Diane adds that it’s best to limit yourself to one or two drinks at evening work-related functions, and to “leave before other colleagues get drunk. Once people start drinking, inappropriate things start happening.”
4. Set clear, firm boundaries
Helen talks about developing the self-confidence to set firm boundaries and express them clearly. “Practice saying, ‘I’m not comfortable with …’ Practice in the mirror. You don’t have to explain or justify your discomfort. Just say it to them and DON’T APOLOGIZE. Then shut up and watch them squirm.”
She emphasizes the need for clear communication: “Be direct. Don’t expect them to interpret your uncomfortable body language.”
If it feels unnatural to be so direct and outspoken, practice with a friend. Or have a friend intercede on your behalf — sometimes we just need one woman to show us how to find our voice.
“As a young healthcare provider, I have let far too many rude or inappropriate comments go unaddressed from male patients,” Rita shares. “Then I had a very inspiring female coworker go in and set some clear boundaries on my behalf. I realized that was exactly what I should have done from the start!”
5. Make sure there are consequences
In a work setting, it’s a smart idea to “document and tell supervisors,” according to Helen. In addition to the emails to HR, keep a journal with a date and description of each incident.
If HR is not handling it, the website Workplace Fairness offers abundant resources to help victims understand the law and file a complaint with the EEOC (Equal Employment Opportunity Commission).
In a school setting, Title IX of the 1972 Education Act guarantees women that if they are at a federally funded school and file a complaint, the US Department of Education will investigate and order remedies.
For cases of sexual assault, call the National Sexual Assault Hotline at 800-656-4673 to get the full array of legal, medical, and counseling support available to you. It’s confidential.
6. Unleash the inner warrior
“I am not in danger, Skyler. I am the danger.”
It’s not that we want our girls to become Walter White, Breaking Bad‘s chemistry teacher turned drug lord, but we do want them to be a force to be reckoned with, and certainly not easy prey. As the 1984 Grayson-Stein study showed, predators prefer women who seem to lack self-esteem or who appear submissive, weak, or uncertain.
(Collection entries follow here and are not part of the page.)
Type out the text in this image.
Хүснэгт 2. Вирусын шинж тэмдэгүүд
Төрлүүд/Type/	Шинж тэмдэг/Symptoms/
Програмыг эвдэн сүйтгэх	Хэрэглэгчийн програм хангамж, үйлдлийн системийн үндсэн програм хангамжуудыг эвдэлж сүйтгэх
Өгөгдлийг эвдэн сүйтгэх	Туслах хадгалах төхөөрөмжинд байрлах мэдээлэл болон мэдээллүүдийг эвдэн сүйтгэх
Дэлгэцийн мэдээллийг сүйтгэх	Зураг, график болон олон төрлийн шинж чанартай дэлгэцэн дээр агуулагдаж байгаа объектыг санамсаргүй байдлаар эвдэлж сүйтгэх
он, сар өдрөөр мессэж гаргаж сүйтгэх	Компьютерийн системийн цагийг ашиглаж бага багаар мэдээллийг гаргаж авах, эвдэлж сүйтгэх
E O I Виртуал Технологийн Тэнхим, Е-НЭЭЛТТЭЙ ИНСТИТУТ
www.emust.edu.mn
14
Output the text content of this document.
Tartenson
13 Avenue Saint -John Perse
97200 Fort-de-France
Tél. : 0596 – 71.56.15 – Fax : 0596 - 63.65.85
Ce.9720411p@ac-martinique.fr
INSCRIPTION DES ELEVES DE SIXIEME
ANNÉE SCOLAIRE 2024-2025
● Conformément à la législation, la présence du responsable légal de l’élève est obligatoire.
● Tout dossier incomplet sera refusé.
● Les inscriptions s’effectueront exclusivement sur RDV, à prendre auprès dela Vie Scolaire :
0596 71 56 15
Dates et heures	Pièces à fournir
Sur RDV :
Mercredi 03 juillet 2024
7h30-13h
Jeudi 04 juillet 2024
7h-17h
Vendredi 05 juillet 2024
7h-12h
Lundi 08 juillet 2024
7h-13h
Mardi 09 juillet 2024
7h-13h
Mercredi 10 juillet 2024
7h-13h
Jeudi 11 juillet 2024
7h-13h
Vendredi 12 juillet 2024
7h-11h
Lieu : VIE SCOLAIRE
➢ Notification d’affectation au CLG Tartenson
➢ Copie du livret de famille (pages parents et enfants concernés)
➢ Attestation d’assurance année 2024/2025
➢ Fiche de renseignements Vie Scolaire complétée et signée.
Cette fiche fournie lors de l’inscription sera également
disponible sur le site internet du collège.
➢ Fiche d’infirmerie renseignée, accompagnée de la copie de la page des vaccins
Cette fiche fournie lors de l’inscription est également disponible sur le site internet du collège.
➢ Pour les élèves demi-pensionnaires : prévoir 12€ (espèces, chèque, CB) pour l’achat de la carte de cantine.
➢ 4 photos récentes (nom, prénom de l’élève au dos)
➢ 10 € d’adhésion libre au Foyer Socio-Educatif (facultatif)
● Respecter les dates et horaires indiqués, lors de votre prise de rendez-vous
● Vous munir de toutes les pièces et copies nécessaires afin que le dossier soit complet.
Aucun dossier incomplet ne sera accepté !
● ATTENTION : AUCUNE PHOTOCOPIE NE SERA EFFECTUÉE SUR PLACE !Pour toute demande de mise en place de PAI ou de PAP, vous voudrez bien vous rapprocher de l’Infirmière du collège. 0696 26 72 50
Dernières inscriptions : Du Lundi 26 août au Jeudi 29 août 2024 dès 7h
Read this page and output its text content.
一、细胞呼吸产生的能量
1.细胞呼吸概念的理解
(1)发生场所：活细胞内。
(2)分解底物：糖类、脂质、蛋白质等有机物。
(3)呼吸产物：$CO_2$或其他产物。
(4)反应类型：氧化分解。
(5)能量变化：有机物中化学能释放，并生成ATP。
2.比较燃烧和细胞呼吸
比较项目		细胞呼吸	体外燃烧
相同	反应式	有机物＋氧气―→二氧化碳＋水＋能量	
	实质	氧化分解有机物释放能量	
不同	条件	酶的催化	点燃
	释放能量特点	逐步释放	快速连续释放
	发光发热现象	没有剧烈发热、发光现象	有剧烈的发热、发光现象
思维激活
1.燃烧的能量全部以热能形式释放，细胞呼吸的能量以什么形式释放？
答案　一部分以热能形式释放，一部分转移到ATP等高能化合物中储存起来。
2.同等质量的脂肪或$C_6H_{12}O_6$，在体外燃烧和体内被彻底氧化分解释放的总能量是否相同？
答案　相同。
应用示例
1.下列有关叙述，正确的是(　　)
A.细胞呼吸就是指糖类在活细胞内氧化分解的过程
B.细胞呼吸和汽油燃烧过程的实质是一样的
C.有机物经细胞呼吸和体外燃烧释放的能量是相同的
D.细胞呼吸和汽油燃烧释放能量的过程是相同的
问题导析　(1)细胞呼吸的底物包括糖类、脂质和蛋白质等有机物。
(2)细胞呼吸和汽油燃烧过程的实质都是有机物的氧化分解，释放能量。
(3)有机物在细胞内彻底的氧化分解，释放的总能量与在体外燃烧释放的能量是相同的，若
Women who have an air of confidence, wholeness, and strength are unwittingly repelling possible aggressors, the study showed.
One way to build up that confidence and strength is through self-defense training, which is not just about punching and kicking, but also about assertiveness in words.
“We need less Sleeping Beauty and more Wonder Woman,” says Kelly. “Self-defense helps!”
Tim Larkin, a former trainer of Navy SEALS (and father of two girls) wrote the book Survive the Unthinkable: A Total Guide to Women’s Self-Protection as a guidebook for turning vulnerable girls into strong women who can “neutralize any threat.” His book gives insight into how predators think and gives women tools and suggestions on how to become adept at deterrence and self-defense.
Another excellent resource is Beauty Bites Beast: The Missing Conversation about Ending Violence. Authors Ellen Snortland and Ken Gruberman point out that violence is a reality, and that not learning how to respond or defend oneself – both with verbal assertiveness and action – is like living in a place surrounded by water and never learning how to swim.
A burden for the foreseeable future
In the end, sexual harassment and assault begin as a male problem and end as a woman’s burden. We all hope that one day the sheep dogs will outgrow the wolves and that the population of psychopaths and sex addicts will vanish, but cultural trends do not seem to be pointing in that direction.
So the best response for the here-and-now is to get smart and get strong, learn to trust our instincts, speak out clearly, and act forcefully in proportion to the threat.